This behavior is making me feel awful like I am unable to cuddle and hold him without causing him to squeak.. 

Oops almost forgot to mention that I checked his body for any scratches or growths, but he seemed fine physically....


----------



## L_B_b_B_Rat (Jan 24, 2008)

My boy Chewy also does this. That squeak you get when you pet them is a happy squeak, and the grunt sounding one is an unsure squeak. No worries, mine BOTH do this when they're sleeping, they can't see you so they're afraid at first. They also do that unsure squeak when you give them bath's... and like I said, Chey's the loud one, and he SCREAMS! While Lucky is just more squirmy, Chewy makes us know when hes not into it or he's scared. Hope this helps!

Logan B. / L_B_b_B_Rat
Logan's Rattery


----------



## lilspaz68 (Feb 24, 2007)

Sounds like you have a vocal boy. I doubt he's hurt at all, he's just not a brave character. Be as gentle as possible and telegraph when you are picking him up, but ignore his squeaks and he'll hopefully get over his issues soon :lol:


----------



## Adie09 (Jan 24, 2008)

My rat Blinkin' does this...but I see it more as a 'leave me alone to explore the blankets' squeek. lol I dunno she doesn't seem to do it that much anymore but I didn't really think that much of it. I figured she was just a squeeker lol

Nikki >.<


----------



## Psykotik (Feb 3, 2007)

he might not be fully used to yet... try what i did (thanks jenny or twitch, cant remember which one  for this idea) take a few nice warm showers with him, dont let him climb up you, but perhaps occasionlly petting him while hes on the floor of the tub?

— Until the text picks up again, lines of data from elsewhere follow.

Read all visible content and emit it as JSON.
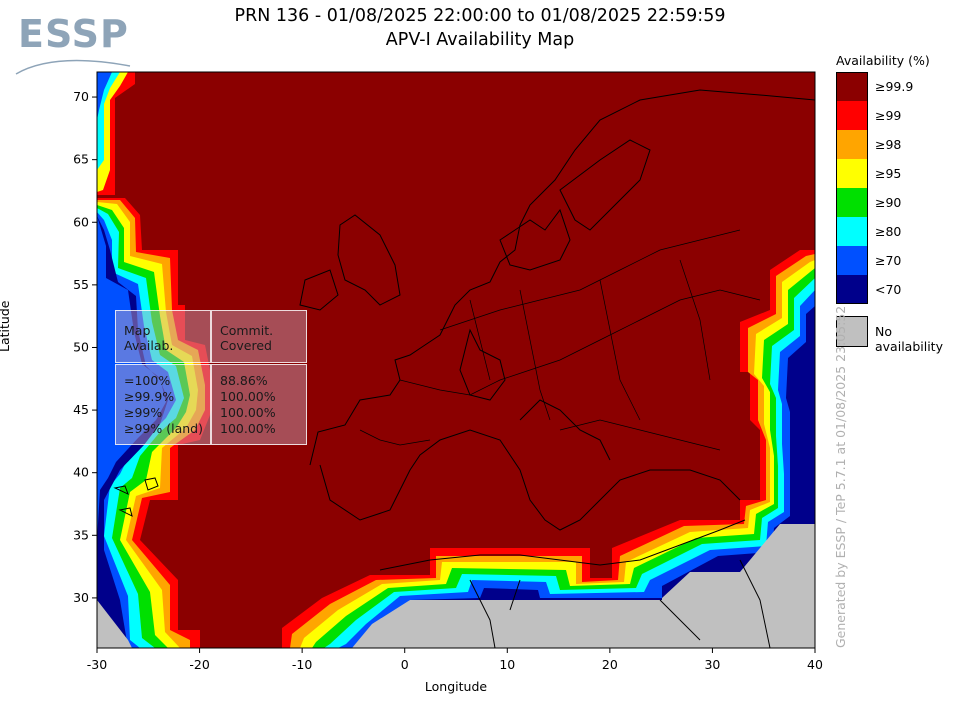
{
  "header": {
    "logo": "ESSP",
    "title_line1": "PRN 136 - 01/08/2025 22:00:00 to 01/08/2025 22:59:59",
    "title_line2": "APV-I Availability Map"
  },
  "axes": {
    "xlabel": "Longitude",
    "ylabel": "Latitude",
    "x_ticks": [
      "-30",
      "-20",
      "-10",
      "0",
      "10",
      "20",
      "30",
      "40"
    ],
    "y_ticks": [
      "70",
      "65",
      "60",
      "55",
      "50",
      "45",
      "40",
      "35",
      "30"
    ],
    "lon_range": [
      -30,
      40
    ],
    "lat_range": [
      26,
      72
    ]
  },
  "legend": {
    "title": "Availability (%)",
    "items": [
      {
        "label": "≥99.9",
        "color": "#8b0000"
      },
      {
        "label": "≥99",
        "color": "#ff0000"
      },
      {
        "label": "≥98",
        "color": "#ffa500"
      },
      {
        "label": "≥95",
        "color": "#ffff00"
      },
      {
        "label": "≥90",
        "color": "#00e000"
      },
      {
        "label": "≥80",
        "color": "#00ffff"
      },
      {
        "label": "≥70",
        "color": "#0050ff"
      },
      {
        "label": "<70",
        "color": "#00008b"
      }
    ],
    "no_availability": {
      "label": "No availability",
      "color": "#c0c0c0"
    }
  },
  "stats_table": {
    "col1_header": [
      "Map",
      "Availab."
    ],
    "col2_header": [
      "Commit.",
      "Covered"
    ],
    "rows": [
      {
        "label": "=100%",
        "value": "88.86%"
      },
      {
        "label": "≥99.9%",
        "value": "100.00%"
      },
      {
        "label": "≥99%",
        "value": "100.00%"
      },
      {
        "label": "≥99% (land)",
        "value": "100.00%"
      }
    ]
  },
  "credit": "Generated by ESSP / TeP 5.7.1 at 01/08/2025 23:05:52"
}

it worked with Juranamo, he used to be a squeaker, now hes jsut a jumper =P


----------



## beanieboo-rattles (Jan 3, 2008)

LOL i tried the shower thing with one of mine....i ended up with my calves shredded lol guss she isnt a water baby =p


----------



## spoongirl (Dec 19, 2007)

> Sounds like you have a vocal boy. I doubt he's hurt at all, he's just not a brave character. Be as gentle as possible and telegraph when you are picking him up, but ignore his squeaks and he'll hopefully get over his issues soon


Yeah this seems like the most likely situation with him. I think he just gets moody sometimes and is willing to let me know :roll: I was just getting a bit worried since, he can be so whiny sometimes :lol: He's a super sweetie though and seems the most kissy and affectionate of all my boys so far. 



As for the shower suggestion.. oh boy he would have an all out conniption fit and scratch up my calves. I tried giving my boys a bath a few weeks ago and they got really upset. I've never had rat's get that upset over a bath before. So I've opted for the baby wipe route for the time being. 

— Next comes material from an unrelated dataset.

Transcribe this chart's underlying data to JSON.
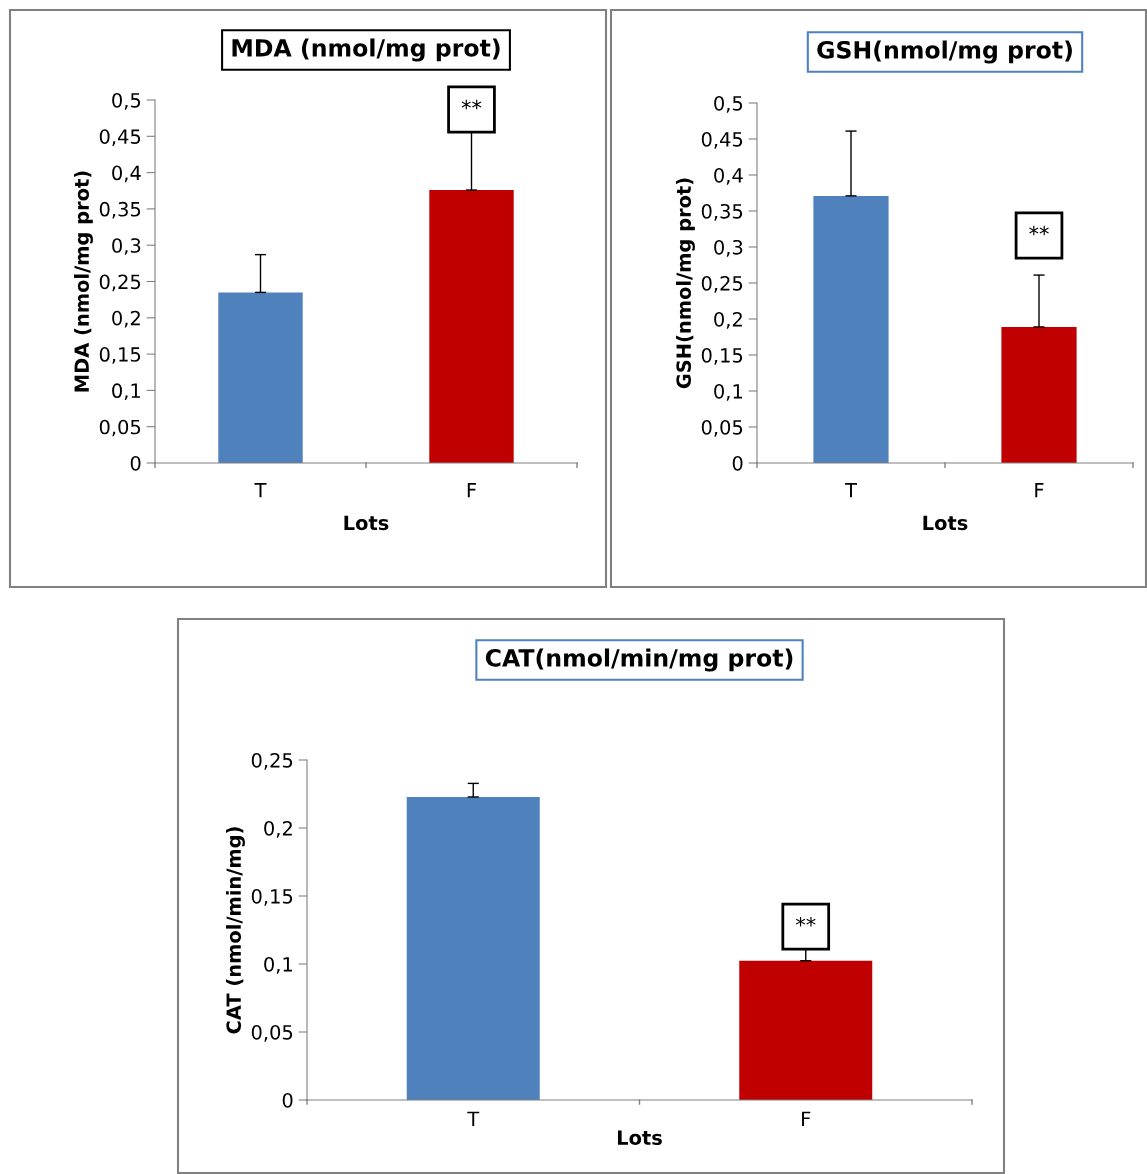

Anyways thanks for the suggestions


----------



## Sami (Dec 11, 2007)

Dust squeaks every now and then when we hold her. She cries every time we give her URI meds, and sometimes when she _thinks_ we're going to give her meds. Also when we take her treats away, but other than that she never squeaks. Some rats just like to make their opinions known to the world, just like people. XD


----------



## dragonegg (Oct 2, 2007)

My Pookie squeaks a lot, at me and at her buddy Scrumph. It's just her way of saying, "I don't want this". She squeaks when Scrumph wrestling is getting too much for her. 

Mostly she doesn't squeak now when I pick her up, but when she realizes I'm about to put her back into her cage, she squeaks and tries to jump out of my hand. LOL.


----------